A new insurance product offers organizations in Canada and the U.S. protection against a broader array of both traditional and emerging media-related exposures.

Chubb Insurance Company launched MediaGuard, its new errors and omissions (E&O) liability insurance policy last week in Toronto. The new product brings together several stand-alone products into one insurance platform, along with new coverage enhancements.

“Media Guard is a compilation of three different policies that we’ve had for media companies and for Internet exposure,” said Matthew Davies, senior underwriting officer and Canadian manager of professional and media liability with Chubb. “Those policies were written literally in the last century, so this is an upgrade and update of the three policies for multi-media companies, news gathering organizations and for any client who might not be a true media risk but who has an Internet exposure through their website.”

The policy provides third-party liability protection against exposures such as defamation, invasion of privacy, copyright and trademark infringement, misappropriation and advertising errors and omissions. Enhancements include stand-alone insuring clauses for news media and multimedia E&O, producers E&O, internet liability and news media subpoena defence costs. Other enhancements include built-in advertising coverage (content and E&O), merchandising coverage for production activities and automatic coverage for websites created after policy inception.

Davies said that Chubb launched the new product to address the changing nature of the liabilities faced by both media and non-media organizations. Such policies typically covered professionally produced and vetted information or broadcasts from mainstream media corporations. “Now, anyone with a cell phone camera is a paparazzo if they wish to be.
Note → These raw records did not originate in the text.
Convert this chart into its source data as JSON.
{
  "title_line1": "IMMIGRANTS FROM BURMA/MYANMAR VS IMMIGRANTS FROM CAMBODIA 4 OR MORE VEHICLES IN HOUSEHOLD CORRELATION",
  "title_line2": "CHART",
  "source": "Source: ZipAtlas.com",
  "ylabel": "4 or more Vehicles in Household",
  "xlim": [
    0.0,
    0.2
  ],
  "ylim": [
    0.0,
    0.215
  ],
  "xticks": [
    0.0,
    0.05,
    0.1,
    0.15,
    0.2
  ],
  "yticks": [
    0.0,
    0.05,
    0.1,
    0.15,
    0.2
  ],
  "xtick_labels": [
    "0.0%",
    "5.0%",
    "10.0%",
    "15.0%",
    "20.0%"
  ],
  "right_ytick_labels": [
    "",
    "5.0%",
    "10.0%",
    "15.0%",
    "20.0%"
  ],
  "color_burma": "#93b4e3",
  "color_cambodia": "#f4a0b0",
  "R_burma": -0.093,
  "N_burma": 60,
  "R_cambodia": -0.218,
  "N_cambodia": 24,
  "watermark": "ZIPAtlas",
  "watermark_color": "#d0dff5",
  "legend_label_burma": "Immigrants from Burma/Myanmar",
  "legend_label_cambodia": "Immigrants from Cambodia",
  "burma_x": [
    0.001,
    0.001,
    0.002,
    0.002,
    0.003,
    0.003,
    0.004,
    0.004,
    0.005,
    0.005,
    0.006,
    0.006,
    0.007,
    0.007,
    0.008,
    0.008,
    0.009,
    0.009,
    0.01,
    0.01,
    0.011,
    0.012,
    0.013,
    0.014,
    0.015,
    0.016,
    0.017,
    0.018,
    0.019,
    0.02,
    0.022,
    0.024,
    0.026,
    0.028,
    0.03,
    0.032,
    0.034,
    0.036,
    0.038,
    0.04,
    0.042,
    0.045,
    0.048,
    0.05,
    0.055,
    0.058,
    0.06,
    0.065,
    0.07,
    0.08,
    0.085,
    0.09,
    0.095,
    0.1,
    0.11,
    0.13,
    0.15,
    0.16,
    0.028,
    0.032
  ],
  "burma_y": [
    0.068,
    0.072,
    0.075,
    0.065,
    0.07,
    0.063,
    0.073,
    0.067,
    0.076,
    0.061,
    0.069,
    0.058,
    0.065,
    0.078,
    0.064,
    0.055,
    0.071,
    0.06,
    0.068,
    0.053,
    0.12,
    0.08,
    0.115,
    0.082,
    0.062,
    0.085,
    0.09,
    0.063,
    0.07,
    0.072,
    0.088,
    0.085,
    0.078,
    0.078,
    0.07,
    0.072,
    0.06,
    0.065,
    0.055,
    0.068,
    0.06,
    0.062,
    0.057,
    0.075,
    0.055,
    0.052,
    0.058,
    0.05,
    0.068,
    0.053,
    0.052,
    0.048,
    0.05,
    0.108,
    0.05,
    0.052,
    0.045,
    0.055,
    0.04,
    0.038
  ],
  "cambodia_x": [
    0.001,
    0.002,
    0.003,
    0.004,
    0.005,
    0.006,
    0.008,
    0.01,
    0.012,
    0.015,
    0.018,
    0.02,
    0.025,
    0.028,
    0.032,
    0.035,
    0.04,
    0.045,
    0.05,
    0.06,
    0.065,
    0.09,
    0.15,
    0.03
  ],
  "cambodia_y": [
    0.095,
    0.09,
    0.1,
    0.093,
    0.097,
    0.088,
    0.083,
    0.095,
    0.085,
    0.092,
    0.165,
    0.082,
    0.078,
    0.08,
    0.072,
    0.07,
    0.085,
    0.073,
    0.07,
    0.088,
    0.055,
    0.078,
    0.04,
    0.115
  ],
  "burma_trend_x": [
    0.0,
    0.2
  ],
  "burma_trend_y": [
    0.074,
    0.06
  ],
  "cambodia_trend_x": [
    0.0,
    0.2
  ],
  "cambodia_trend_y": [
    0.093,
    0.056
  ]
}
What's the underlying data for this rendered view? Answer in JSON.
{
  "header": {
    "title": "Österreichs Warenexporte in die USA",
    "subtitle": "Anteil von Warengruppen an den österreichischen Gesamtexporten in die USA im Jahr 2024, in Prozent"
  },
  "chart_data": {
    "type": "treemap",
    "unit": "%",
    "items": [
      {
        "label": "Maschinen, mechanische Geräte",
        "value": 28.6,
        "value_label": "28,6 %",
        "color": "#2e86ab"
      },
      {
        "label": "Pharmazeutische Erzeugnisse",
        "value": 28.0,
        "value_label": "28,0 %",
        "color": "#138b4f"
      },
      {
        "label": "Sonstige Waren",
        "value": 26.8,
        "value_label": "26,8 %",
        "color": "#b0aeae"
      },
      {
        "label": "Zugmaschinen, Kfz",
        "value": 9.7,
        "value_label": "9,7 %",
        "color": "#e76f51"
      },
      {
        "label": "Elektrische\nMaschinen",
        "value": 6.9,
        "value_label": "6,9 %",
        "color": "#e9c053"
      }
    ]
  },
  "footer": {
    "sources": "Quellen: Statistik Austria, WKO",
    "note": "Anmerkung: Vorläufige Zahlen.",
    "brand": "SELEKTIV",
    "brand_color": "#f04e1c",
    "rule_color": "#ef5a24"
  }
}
And there are certainly lots of places on the Internet where anybody can post anything they wish and it may be something that comes back to haunt them at a later date,” said Davies.

Another risk, he pointed out, is that regional media organizations are now able to reach a global audience with the help of the Internet. “You’re no longer just being heard in Thunder Bay or Sudbury, you could be heard in Durban, South Africa,” said Davies. What these organizations may not be aware of, said Davies, is that they are subject to the laws in the jurisdictions in which their information is being broadcasted. “So if your broadcast defames someone in Australia or Japan, or steals an idea from someone who lives in Switzerland, they can sue you in that territory, under those laws.”

He said that many companies, particularly non-media organizations, don’t have a firm grasp of the potential liabilities to which they’re exposed. “I don’t think that it’s well understood. And I think that brokers are learning more about how to position Internet exposure to their clients,” said Davies. “There is more awareness now among insurance professionals because the Internet is not going away and clients are asking questions about it.”